Is This Kitchen Staple Going Obsolete? Designers Weigh In
Nowadays, subtlety is key.
Cooper Pacific
Most design lovers know that lighting can make or break any room, but in the kitchen, it’s non-negotiable. Vibes aside, it’s important to illuminate the areas you’ll use for slicing, dicing, cooking, and the inevitable cleanup. For years, hanging a large pendant over a kitchen island was the de facto light fixture, but now? Designers aren’t quite sure.
According to a recent report from 1stDibs, 52 percent of participating designers said magnanimous overheads are yielding to lights that are carefully integrated into a kitchen’s millwork. For Steven Cooper, founder of Cooper Pacific Kitchens in West Hollywood, this lighting trend is indicative of a larger shift in culinary spaces: Kitchens, he says, are becoming more architectural and less decorative.
“Clients want spaces that feel calm, seamless, and integrated into the rest of the home rather than a collection of objects hanging from the ceiling,” he explains. “Layered lighting has become a major design focus in kitchens and can work better than relying on one hero fixture in some cases.”
He has a point: As sculptural statement hoods and discreet wet bars continue to be in vogue, the kitchen is slowly-but-surely becoming the star of your home design. Pendants, though once the go-to way to add some style to this food-focused area, can overwhelm.

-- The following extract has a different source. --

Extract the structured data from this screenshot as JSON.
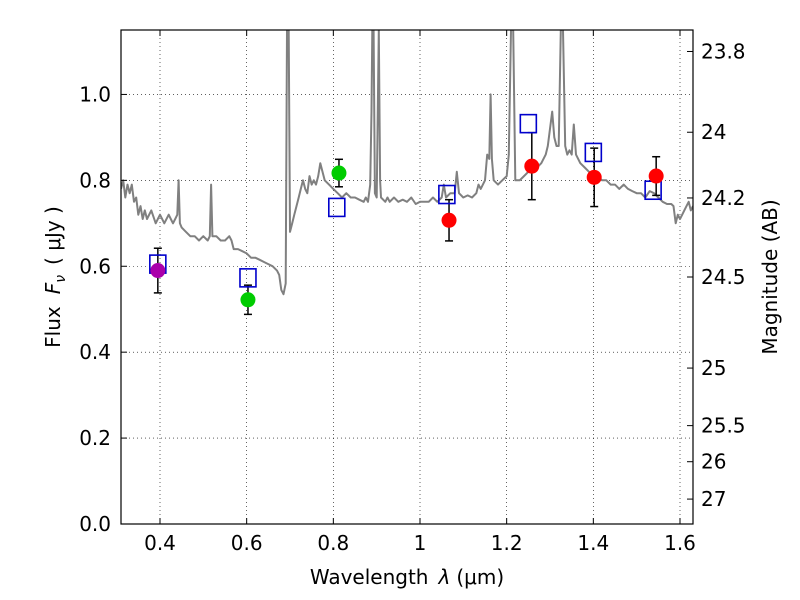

“They used to be fun accents that you could do in the kitchen,” adds Kilian Camp, principal designer of Élan Design House in San Diego. “But now, we feel they can take away from the main features in the kitchen and be too distracting—especially in smaller or mid-size kitchens where it can feel too tight and busy for something to hang down from the ceiling.”

Design by and photo courtesy of Cooper Pacific
Instead, designers agree the secret to a well-lit space is an assortment of layered, less-obvious fixtures. Cooper’s goal is to make kitchens feel illuminated as opposed to lit, so he prefers multiple light sources: Recessed downlights with very tight beam spreads, under cabinet LED lighting for task areas, toe kick lighting for floating effects at night, interior cabinet lighting for open shelving or glass fronts, and small sculptural sconces instead of overhead fixtures.
“The best kitchen lighting is usually the lighting you barely notice,” Cooper says. “If people walk into the room and immediately feel calm, comfortable, and drawn to the materials then the lighting has done its job.”
But beware: While a well-lit kitchen is crucial, Cooper says there’s a fine line between bright and, well, too bright. “People think brighter equals better, and they end up with kitchens that feel like operating rooms,” he explains. “A kitchen should have ambient light, task light, and accent light working together.”
If revamping your entire lighting design seems overwhelming—and understandably so—start by focusing on your cabinets. “Soft illumination inside oak or walnut cabinetry turns the cabinetry itself into architecture,” Cooper says.
The rise of layered, integrated lighting might eclipse oversized pendants, but that’s not to say they’re gone for good. Rather, balance is key. Alison Green, another principal designer at Élan Design House, says there’s still a time and a place for these popular pendants.
“If you have a large-scale kitchen with tall ceilings and fun architectural details, a hanging light can be more subtle and architectural to coordinate with that simplicity,” she says. “But you need to be certain it will not be distracting in the room as a whole.”
When a kitchen does call for a larger, overhead pendant, less is more. Cooper generally prefers a single, gargantuan option over a trio of smaller fixtures that hang over a kitchen island. But whether you choose to make a statement or prefer something more understated, consider this to sign to get your shine on.